In all of this, the Lord’s prayer, like the Serenity Prayer of the recovery movement, has a two-fold nature: On the one hand, it invites us to worship-fully trust God with those things that we ought not try to control or change, such as the kingdom, power and glory.  On the other hand, it directs us to work for the change we were created to bring about, such as living lives of worship, obedience, gratitude, forgiveness, avoidance of sin and an overall surrender to the overarching sovereignty of God’s kingdom.

humble progress

Addicts are extremists.

We think we are the greatest or the worst.  Sometimes those thoughts follow one another in rapid succession.  This tendency plays out in many areas, not least the area of growth and progress.

On the one hand, there is a tendency to have expectations that are too high, that set ourselves up to fail.  We angrily punish ourselves for falling again.  “How foolish! You should know better by now!”
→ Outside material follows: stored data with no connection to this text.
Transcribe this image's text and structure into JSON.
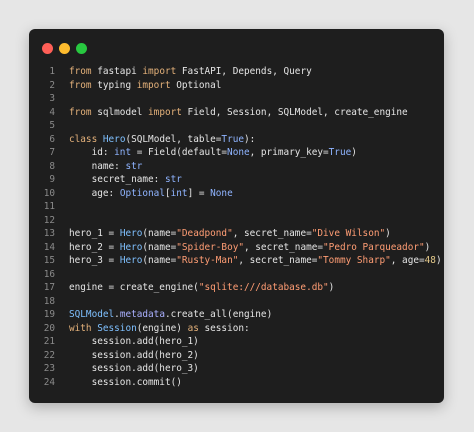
{
  "window": {
    "traffic_lights": {
      "close_color": "#ff5f57",
      "minimize_color": "#febc2e",
      "maximize_color": "#28c840"
    }
  },
  "code": {
    "lines": [
      {
        "num": "1",
        "segments": [
          {
            "t": "from",
            "c": "kw"
          },
          {
            "t": " fastapi ",
            "c": "plain"
          },
          {
            "t": "import",
            "c": "kw"
          },
          {
            "t": " FastAPI, Depends, Query",
            "c": "plain"
          }
        ]
      },
      {
        "num": "2",
        "segments": [
          {
            "t": "from",
            "c": "kw"
          },
          {
            "t": " typing ",
            "c": "plain"
          },
          {
            "t": "import",
            "c": "kw"
          },
          {
            "t": " Optional",
            "c": "plain"
          }
        ]
      },
      {
        "num": "3",
        "segments": []
      },
      {
        "num": "4",
        "segments": [
          {
            "t": "from",
            "c": "kw"
          },
          {
            "t": " sqlmodel ",
            "c": "plain"
          },
          {
            "t": "import",
            "c": "kw"
          },
          {
            "t": " Field, Session, SQLModel, create_engine",
            "c": "plain"
          }
        ]
      },
      {
        "num": "5",
        "segments": []
      },
      {
        "num": "6",
        "segments": [
          {
            "t": "class",
            "c": "kw"
          },
          {
            "t": " ",
            "c": "plain"
          },
          {
            "t": "Hero",
            "c": "cls"
          },
          {
            "t": "(SQLModel, table=",
            "c": "plain"
          },
          {
            "t": "True",
            "c": "ty"
          },
          {
            "t": "):",
            "c": "plain"
          }
        ]
      },
      {
        "num": "7",
        "segments": [
          {
            "t": "    id: ",
            "c": "plain"
          },
          {
            "t": "int",
            "c": "ty"
          },
          {
            "t": " = Field(default=",
            "c": "plain"
          },
          {
            "t": "None",
            "c": "ty"
          },
          {
            "t": ", primary_key=",
            "c": "plain"
          },
          {
            "t": "True",
            "c": "ty"
          },
          {
            "t": ")",
            "c": "plain"
          }
        ]
      },
      {
        "num": "8",
        "segments": [
          {
            "t": "    name: ",
            "c": "plain"
          },
          {
            "t": "str",
            "c": "ty"
          }
        ]
      },
      {
        "num": "9",
        "segments": [
          {
            "t": "    secret_name: ",
            "c": "plain"
          },
          {
            "t": "str",
            "c": "ty"
          }
        ]
      },
      {
        "num": "10",
        "segments": [
          {
            "t": "    age: ",
            "c": "plain"
          },
          {
            "t": "Optional",
            "c": "ty"
          },
          {
            "t": "[",
            "c": "plain"
          },
          {
            "t": "int",
            "c": "ty"
          },
          {
            "t": "] = ",
            "c": "plain"
          },
          {
            "t": "None",
            "c": "ty"
          }
        ]
      },
      {
        "num": "11",
        "segments": []
      },
      {
        "num": "12",
        "segments": []
      },
      {
        "num": "13",
        "segments": [
          {
            "t": "hero_1 = ",
            "c": "plain"
          },
          {
            "t": "Hero",
            "c": "cls"
          },
          {
            "t": "(name=",
            "c": "plain"
          },
          {
            "t": "\"Deadpond\"",
            "c": "str"
          },
          {
            "t": ", secret_name=",
            "c": "plain"
          },
          {
            "t": "\"Dive Wilson\"",
            "c": "str"
          },
          {
            "t": ")",
            "c": "plain"
          }
        ]
      },
      {
        "num": "14",
        "segments": [
          {
            "t": "hero_2 = ",
            "c": "plain"
          },
          {
            "t": "Hero",
            "c": "cls"
          },
          {
            "t": "(name=",
            "c": "plain"
          },
          {
            "t": "\"Spider-Boy\"",
            "c": "str"
          },
          {
            "t": ", secret_name=",
            "c": "plain"
          },
          {
            "t": "\"Pedro Parqueador\"",
            "c": "str"
          },
          {
            "t": ")",
            "c": "plain"
          }
        ]
      },
      {
        "num": "15",
        "segments": [
          {
            "t": "hero_3 = ",
            "c": "plain"
          },
          {
            "t": "Hero",
            "c": "cls"
          },
          {
            "t": "(name=",
            "c": "plain"
          },
          {
            "t": "\"Rusty-Man\"",
            "c": "str"
          },
          {
            "t": ", secret_name=",
            "c": "plain"
          },
          {
            "t": "\"Tommy Sharp\"",
            "c": "str"
          },
          {
            "t": ", age=",
            "c": "plain"
          },
          {
            "t": "48",
            "c": "num"
          },
          {
            "t": ")",
            "c": "plain"
          }
        ]
      },
      {
        "num": "16",
        "segments": []
      },
      {
        "num": "17",
        "segments": [
          {
            "t": "engine = create_engine(",
            "c": "plain"
          },
          {
            "t": "\"sqlite:///database.db\"",
            "c": "str"
          },
          {
            "t": ")",
            "c": "plain"
          }
        ]
      },
      {
        "num": "18",
        "segments": []
      },
      {
        "num": "19",
        "segments": [
          {
            "t": "SQLModel",
            "c": "cls"
          },
          {
            "t": ".",
            "c": "plain"
          },
          {
            "t": "metadata",
            "c": "attr"
          },
          {
            "t": ".create_all(engine)",
            "c": "plain"
          }
        ]
      },
      {
        "num": "20",
        "segments": [
          {
            "t": "with",
            "c": "kw"
          },
          {
            "t": " ",
            "c": "plain"
          },
          {
            "t": "Session",
            "c": "cls"
          },
          {
            "t": "(engine) ",
            "c": "plain"
          },
          {
            "t": "as",
            "c": "kw"
          },
          {
            "t": " session:",
            "c": "plain"
          }
        ]
      },
      {
        "num": "21",
        "segments": [
          {
            "t": "    session.add(hero_1)",
            "c": "plain"
          }
        ]
      },
      {
        "num": "22",
        "segments": [
          {
            "t": "    session.add(hero_2)",
            "c": "plain"
          }
        ]
      },
      {
        "num": "23",
        "segments": [
          {
            "t": "    session.add(hero_3)",
            "c": "plain"
          }
        ]
      },
      {
        "num": "24",
        "segments": [
          {
            "t": "    session.commit()",
            "c": "plain"
          }
        ]
      }
    ]
  }
}
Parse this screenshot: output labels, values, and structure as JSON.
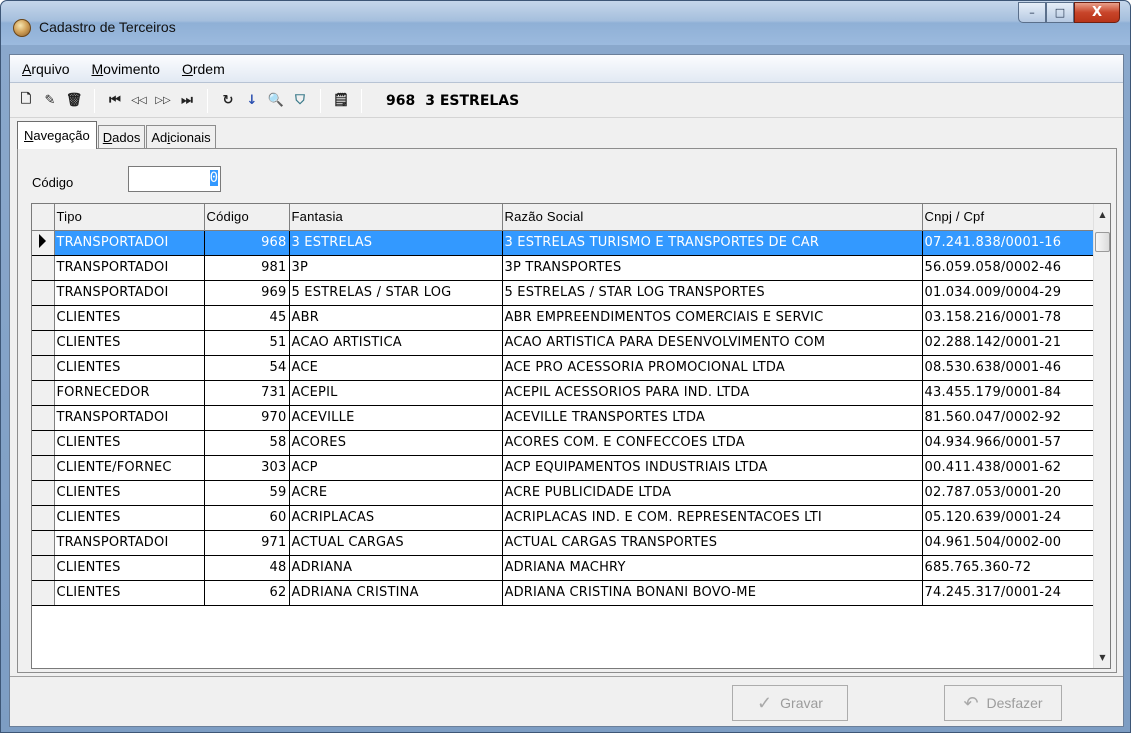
{
  "window": {
    "title": "Cadastro de Terceiros",
    "controls": {
      "minimize": "–",
      "maximize": "□",
      "close": "X"
    }
  },
  "menu": [
    {
      "key": "A",
      "rest": "rquivo"
    },
    {
      "key": "M",
      "rest": "ovimento"
    },
    {
      "key": "O",
      "rest": "rdem"
    }
  ],
  "toolbar": {
    "icons": [
      "new-doc",
      "edit-pen",
      "delete-trash",
      "first",
      "prior",
      "next",
      "last",
      "refresh",
      "sort-az",
      "find-binoculars",
      "filter-funnel",
      "properties"
    ],
    "glyphs": {
      "new": "🗋",
      "edit": "✎",
      "del": "🗑",
      "first": "⏮",
      "prior": "◁◁",
      "next": "▷▷",
      "last": "⏭",
      "refresh": "↻",
      "sort": "↓",
      "find": "🔍",
      "filter": "⛉",
      "props": "🗒"
    },
    "record_code": "968",
    "record_name": "3 ESTRELAS"
  },
  "tabs": [
    {
      "key": "N",
      "rest": "avegação"
    },
    {
      "key": "D",
      "rest": "ados"
    },
    {
      "pre": "Ad",
      "key": "i",
      "rest": "cionais"
    }
  ],
  "codigo": {
    "label": "Código",
    "value": "0"
  },
  "grid": {
    "columns": [
      "Tipo",
      "Código",
      "Fantasia",
      "Razão Social",
      "Cnpj / Cpf"
    ],
    "rows": [
      [
        "TRANSPORTADOI",
        "968",
        "3 ESTRELAS",
        "3 ESTRELAS TURISMO E TRANSPORTES DE CAR",
        "07.241.838/0001-16"
      ],
      [
        "TRANSPORTADOI",
        "981",
        "3P",
        "3P TRANSPORTES",
        "56.059.058/0002-46"
      ],
      [
        "TRANSPORTADOI",
        "969",
        "5 ESTRELAS / STAR LOG",
        "5 ESTRELAS / STAR LOG  TRANSPORTES",
        "01.034.009/0004-29"
      ],
      [
        "CLIENTES",
        "45",
        "ABR",
        "ABR EMPREENDIMENTOS COMERCIAIS E SERVIC",
        "03.158.216/0001-78"
      ],
      [
        "CLIENTES",
        "51",
        "ACAO ARTISTICA",
        "ACAO ARTISTICA PARA DESENVOLVIMENTO COM",
        "02.288.142/0001-21"
      ],
      [
        "CLIENTES",
        "54",
        "ACE",
        "ACE PRO ACESSORIA PROMOCIONAL LTDA",
        "08.530.638/0001-46"
      ],
      [
        "FORNECEDOR",
        "731",
        "ACEPIL",
        "ACEPIL ACESSORIOS PARA IND. LTDA",
        "43.455.179/0001-84"
      ],
      [
        "TRANSPORTADOI",
        "970",
        "ACEVILLE",
        "ACEVILLE TRANSPORTES LTDA",
        "81.560.047/0002-92"
      ],
      [
        "CLIENTES",
        "58",
        "ACORES",
        "ACORES COM. E CONFECCOES LTDA",
        "04.934.966/0001-57"
      ],
      [
        "CLIENTE/FORNEC",
        "303",
        "ACP",
        "ACP  EQUIPAMENTOS INDUSTRIAIS LTDA",
        "00.411.438/0001-62"
      ],
      [
        "CLIENTES",
        "59",
        "ACRE",
        "ACRE PUBLICIDADE LTDA",
        "02.787.053/0001-20"
      ],
      [
        "CLIENTES",
        "60",
        "ACRIPLACAS",
        "ACRIPLACAS IND. E COM. REPRESENTACOES LTI",
        "05.120.639/0001-24"
      ],
      [
        "TRANSPORTADOI",
        "971",
        "ACTUAL CARGAS",
        "ACTUAL CARGAS TRANSPORTES",
        "04.961.504/0002-00"
      ],
      [
        "CLIENTES",
        "48",
        "ADRIANA",
        "ADRIANA MACHRY",
        "685.765.360-72"
      ],
      [
        "CLIENTES",
        "62",
        "ADRIANA CRISTINA",
        "ADRIANA CRISTINA BONANI BOVO-ME",
        "74.245.317/0001-24"
      ]
    ],
    "selected_row": 0
  },
  "buttons": {
    "gravar": {
      "icon": "✓",
      "label": "Gravar"
    },
    "desfazer": {
      "icon": "↶",
      "label": "Desfazer"
    }
  }
}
On the other hand, there is a tendency to have expectations that are too low, that are a self-fulfilling prophecy of not making progress.  We have failed before we even tried.  “Why even try?  You’re just doing to screw it up again.”

The former extreme is arrogant perfectionism, and the latter is lazy self-hatred.  Humility is able to have a more realistic, and at the same time hopeful, view.  We are indeed able to make progress, even if we remain imperfect.  “I can’t heal myself instantly, but with God’s help I can make real progress.”

humility

Step 7 is a step where (as with the other steps) action is taken, but the emphasis is on how the action is taken.  We don’t roll up our sleeves and begin ridding ourselves of our defects of character.  We don’t make a demanding request of God to take them away.  We humbly ask.

Humility is often thought of in simple distinction from arrogance.  This binary distinction would imply that arrogant people think very highly of themselves and humble people think very lowly of themselves.

A synthesis of passages from Scripture (rather than only single passages treated as knock-down proof-texts!) would seem to suggest that a Christian understanding of humility is to think of one’s self wisely.  Neither too highly or too lowly.

In my own experience, and the experience I hear from others, thinking too highly of ourselves is very common, and possibly why it seems to get the most corrective in Scripture.  But I suspect that very often, if not almost always, the act of thinking highly of ourselves, or making ourselves out to be something great, is an act of compensation.  It is to counter beliefs or feelings that we are worth nothing or very little.  We feel low, so we perform, exaggerate, brag or draw attention to ourselves to compensate.

If this is true, then at least some of the time, the answer to narcissism is proper self-confidence.